Reuters Health - Fitness trackers may be a trendy way to monitor every step we take, but these gadgets are actually pretty bad at keeping tabs on how much energy we burn, a new study suggests.
Scientists pitted 12 devices like the Fitbit Flex and Jawbone Up24 against two proven methods of monitoring energy expenditure – locking people in a room to assess every calorie consumed and burned, or asking people at home to drink specially treated water that makes it possible to detect energy output with a urine test.
In the first experiment, measurements from the fitness trackers deviated from the lab results in a typical day by underestimating energy expenditure by as much as 278 calories or overestimating by up to 204 calories.

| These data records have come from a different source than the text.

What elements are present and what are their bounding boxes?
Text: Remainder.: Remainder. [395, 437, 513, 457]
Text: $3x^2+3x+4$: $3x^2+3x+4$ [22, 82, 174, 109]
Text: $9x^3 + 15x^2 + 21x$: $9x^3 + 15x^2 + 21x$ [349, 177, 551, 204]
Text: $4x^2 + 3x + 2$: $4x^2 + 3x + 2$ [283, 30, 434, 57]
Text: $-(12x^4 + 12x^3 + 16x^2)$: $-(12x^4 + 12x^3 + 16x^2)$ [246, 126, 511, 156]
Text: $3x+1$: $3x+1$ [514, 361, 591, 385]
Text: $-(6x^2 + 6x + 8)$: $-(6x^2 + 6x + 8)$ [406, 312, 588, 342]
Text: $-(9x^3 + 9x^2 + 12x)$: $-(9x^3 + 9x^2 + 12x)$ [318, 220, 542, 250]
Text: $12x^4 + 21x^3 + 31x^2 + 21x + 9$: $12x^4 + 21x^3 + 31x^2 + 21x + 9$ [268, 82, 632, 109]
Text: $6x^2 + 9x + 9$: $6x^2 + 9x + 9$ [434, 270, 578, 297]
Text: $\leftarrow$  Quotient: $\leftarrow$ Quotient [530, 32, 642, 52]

With the second experiment, the devices ranged from 69 to 590 calories lower than the urine tests.
The results are troubling because when fitness trackers overestimate exercise, people who need more exercise to maintain or lose weight might get too little activity, increasing their risk for obesity and other chronic health problems, said senior study author Motohiko Miyachi of the National Institute of Health and Nutrition in Tokyo, in an email.
Underestimating exercise might be just as dangerous for some people, said Dr. Adam Schoenfeld, a researcher at the University of California, San Francisco and author of an editorial accompanying the study in JAMA Internal Medicine.
“For example, it could be quite dangerous if someone with heart disease had inaccurate recordings of their activity and exercise that was being used to make medical decisions,” Schoenfeld said by email.
“In healthy persons, use of fitness trackers may not be as risky, especially if the information collected is not used for medical decision-making,” Schoenfeld added. “Still, even for healthy users, it may be difficult to promote health and wellness if these devices are proving inaccurate or variable feedback.”
To test the accuracy of fitness trackers for monitoring energy expenditure, Miyachi and colleagues asked nine men and 10 women ages 21 to 50 to wear 12 different devices while participating in the two experiments.
Eight devices used in the experiments are popular with consumers in Japan – Fitbit Flex, Jawbone UP24, Misfit Shine, Epson Pulsense PS-100, Garmin Vivofit, Tanita AM-160, Omron CalorieScan HJA-403C, and Withings Pulse O2.
The other four gadgets have been validated in previous research – Panasonic Actimarker EW 4800, Suzuken Lifecorder EX, Omron Active style Pro HJA-350IT, and ActiGraph GT3X.
For the first experiment, participants went into what’s known as a metabolic chamber, a room specially designed to monitor calories consumed and burned, for 24 hours. They got three meals, and they could work at a desk, exercise on a treadmill, watch television, do housework, and sleep while they were in the room.
In this airtight chamber, scientists can use a technique known as indirect calorimetry to assess energy expenditure by measuring carbon dioxide production and oxygen consumption.
Compared with these measurements, half of the fitness trackers underestimated energy expenditure and the rest overestimated it.
For the second experiment, each participant wore the devices for 15 days and collected urine samples on eight days. Every fitness tracker underestimated energy expenditure, the study found.
It’s possible some of the underestimation might be due to people removing the devices to bathe or to charge batteries, the authors note.
In addition to the small size, other limitations of the study include its reliance on participants who weren’t obese and who didn’t have health problems that would limit their ability to exercise, the authors also note.
Still, the findings suggest that consumers may not have an easy time finding a reliable fitness tracker to monitor exercise, Schoenfeld said.
“It is currently quite challenging to tell which fitness trackers are accurate and reliable and which are not since there aren’t much data available,” Schoenfeld added. “These studies demonstrate that even the most popular applications and devices may be inaccurate or highly variable.”